There is more to birds in Toronto than just pigeons, pigeon poop, sparrows, seagulls and Canadian geese.  Unfortunately, if you search google images for “migratory birds Toronto”, you are also met with some disturbing images:

https://www.thestar.com/opinion/commentary/2017/03/22/ontario-all-squawk-no-action-on-protecting-migrating-birds-opinion.html

https://www.ctvnews.ca/sci-tech/hundreds-of-thousands-of-migratory-birds-have-been-found-dead-in-new-mexico-1.5106936

Let’s face it – nobody cares about a Brown Creeper.  But many Brown Creepers, dozens, if not hundreds of them, dropping dead across the sidewalk, across your lawn – now that raises a red flag.  I got that feeling walking along an industrial area in Etobicoke a few years ago when not one, but four migratory birds were spotted dead on the grass not far from each other.  My mind did somersaults, imagining what kind of chemical runoff I must have been walking into and whether I too would be strewn across the lawn like those multi-coloured rare birds.  There is a reason why they send the canary down a mineshaft.  
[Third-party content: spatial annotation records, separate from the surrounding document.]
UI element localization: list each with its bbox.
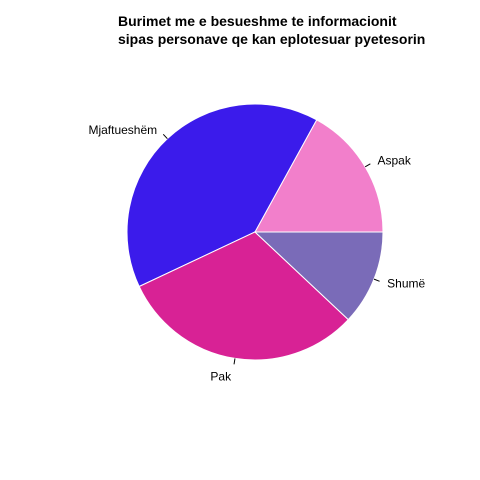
chart-title-line-1: Burimet me e besueshme te informacionit [118,13,397,29]
pie-slice-mjaftueshëm [126,103,318,288]
pie-slice-pak [138,231,350,361]
pie-label-tick [233,358,236,365]
pie-label-shumë: Shumë [387,277,425,291]
pie-label-mjaftueshëm: Mjaftueshëm [88,123,157,137]
pie-label-aspak: Aspak [378,154,412,168]
pie-label-tick [364,163,371,168]
pie-slice-shumë [253,231,384,321]
pie-slices [126,103,384,361]
pie-slice-aspak [254,119,384,233]
chart-title-line-2: sipas personave qe kan eplotesuar pyetes… [118,31,425,47]
pie-label-tick [162,133,168,140]
pie-label-tick [373,278,380,282]
pie-label-pak: Pak [210,369,232,383]
pie-labels: Aspak Mjaftueshëm Pak Shumë [88,123,425,383]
Birds fly into windows.  Birds get poisoned.  These things happen.  But news of this sort is not enough to galvanize people into action.  So let’s frame this differently.  In one year, the North American Arctic turn and cover an area of 24,000 miles (40,000 km), ie. the circumference of Earth.  

https://earthsky.org/earth/which-bird-migrates-the-farthest

That is only one species of bird we are talking about here.  In an age where borders are being shut down to stop the spread of a lethal virus, birds continue their flight plans unabated.  Birds have no borders.  And who knows what they are bringing in hand-carry.